Haar vader klopte zachtjes op de deur. ‘Sidney?’
Sidney maakte de deur van de slaapkamer open. Achter haar zag Patterson een groot aantal foto’s van Jason en de rest van het gezin op het bed liggen. Hij haalde diep adem en slikte moeizaam iets weg.
‘Schat, er is een of andere vent van je kantoor aan de lijn. Hij zegt dat het erg dringend is.’
‘Heeft hij ook gezegd wie hij was?’
‘Henry Wharton.’
Sidneys gezicht betrok, maar klaarde vrijwel onmiddellijk weer op. ‘Hij belt waarschijnlijk om te zeggen dat hij verhinderd is. Ik sta op dit ogenblik niet echt op zijn top-tienlijstje. Ik neem het hier wel, pa. Vraag hem maar of hij even een minuutje geduld heeft.’
Terwijl haar vader de deur weer wilde dichtdoen, ving hij nog een keer een glimp van de foto’s op.
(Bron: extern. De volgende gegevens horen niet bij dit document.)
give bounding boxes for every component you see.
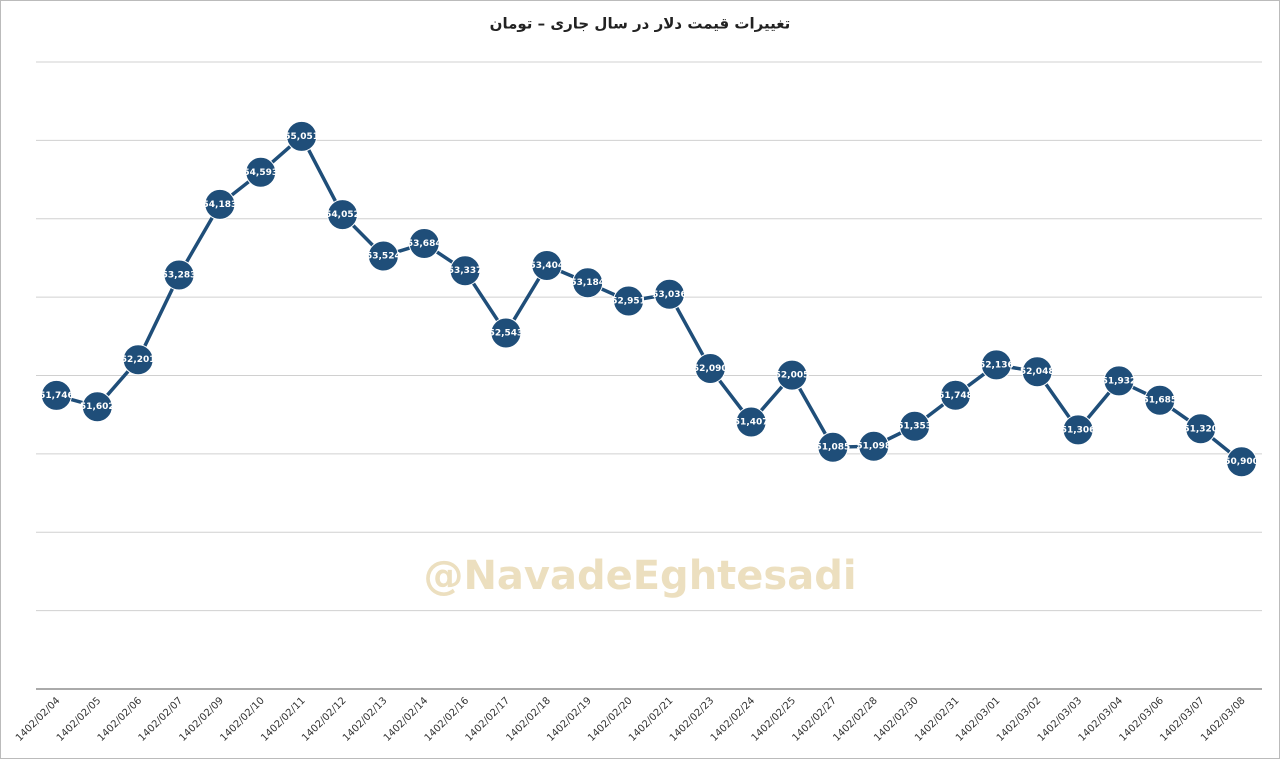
value-label: 53,684 <box>407 239 442 249</box>
value-label: 50,900 <box>1224 457 1259 467</box>
value-label: 55,051 <box>284 132 319 142</box>
value-label: 51,085 <box>816 443 851 453</box>
value-label: 53,036 <box>652 290 687 300</box>
marker <box>653 278 685 310</box>
value-label: 52,005 <box>775 371 810 381</box>
value-label: 51,685 <box>1142 396 1177 406</box>
value-label: 52,543 <box>489 328 524 338</box>
value-label: 51,932 <box>1102 376 1137 386</box>
marker <box>40 379 72 411</box>
marker <box>245 156 277 188</box>
value-label: 52,951 <box>611 296 646 306</box>
marker <box>490 317 522 349</box>
marker <box>1144 384 1176 416</box>
marker <box>817 431 849 463</box>
marker <box>940 379 971 411</box>
marker <box>408 228 440 260</box>
value-label: 52,201 <box>121 355 156 365</box>
value-label: 54,183 <box>203 200 238 210</box>
value-label: 54,593 <box>243 168 278 178</box>
value-label: 52,136 <box>979 360 1014 370</box>
marker <box>449 255 481 287</box>
marker <box>1103 365 1135 397</box>
value-label: 53,524 <box>366 252 401 262</box>
marker <box>122 344 154 376</box>
marker <box>735 406 767 438</box>
marker <box>572 267 604 299</box>
marker <box>531 249 563 281</box>
marker <box>327 199 358 231</box>
value-label: 51,407 <box>734 417 769 427</box>
marker <box>899 410 931 442</box>
value-label: 51,098 <box>856 442 891 452</box>
value-label: 53,283 <box>162 270 197 280</box>
value-label: 52,090 <box>693 364 728 374</box>
chart-title: تغییرات قیمت دلار در سال جاری – تومان <box>490 15 791 33</box>
marker <box>81 391 113 423</box>
marker <box>1226 446 1258 478</box>
value-label: 51,602 <box>80 402 115 412</box>
value-label: 54,052 <box>325 210 360 220</box>
marker <box>613 285 645 317</box>
value-label: 51,320 <box>1183 424 1218 434</box>
value-label: 51,306 <box>1061 425 1096 435</box>
value-label: 52,048 <box>1020 367 1055 377</box>
marker <box>980 349 1012 381</box>
watermark: @NavadeEghtesadi <box>423 553 856 599</box>
marker <box>776 359 808 391</box>
value-label: 53,404 <box>529 261 564 271</box>
marker <box>367 240 399 272</box>
marker <box>858 430 890 462</box>
value-label: 51,746 <box>39 391 74 401</box>
marker <box>1185 413 1217 445</box>
marker <box>1062 414 1094 446</box>
value-label: 53,184 <box>570 278 605 288</box>
marker <box>163 259 195 291</box>
value-label: 51,748 <box>938 391 973 401</box>
marker <box>1021 356 1053 388</box>
value-label: 51,353 <box>897 422 932 432</box>
marker <box>204 188 236 220</box>
value-label: 53,337 <box>448 266 483 276</box>
marker <box>286 120 318 152</box>
marker <box>694 352 726 384</box>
Hij keek abrupt op en zag dat zijn dochter hem zat aan te staren met een bijna beschaamde uitdrukking op haar gezicht, als een tiener die zojuist was betrapt terwijl ze op haar kamer stiekem een sigaretje zat te roken.
Patterson stapte de kamer binnen, sloeg zijn armen om zijn dochter heen, gaf haar een kus op de wang en bleef haar even stevig vasthouden.
In de keuken nam Patterson de telefoon weer op. ‘Ze komt eraan,’ zei hij zonder verdere plichtplegingen. Hij legde de telefoon neer en wilde zich net weer gaan bezighouden met de koffiemachine toen er op de deur werd geklopt. Alle drie de aanwezigen keken op en Patterson vroeg aan zijn vrouw: ‘Verwachten we iemand, zo vroeg op de ochtend?’
Ze schudde van nee. ‘Waarschijnlijk gewoon een van de buren, die wat te eten komt brengen voor vanmiddag of zo. Doe maar even open.’
Patterson liep naar de voordeur en deed open. Er stonden twee heren in nette pakken voor de deur.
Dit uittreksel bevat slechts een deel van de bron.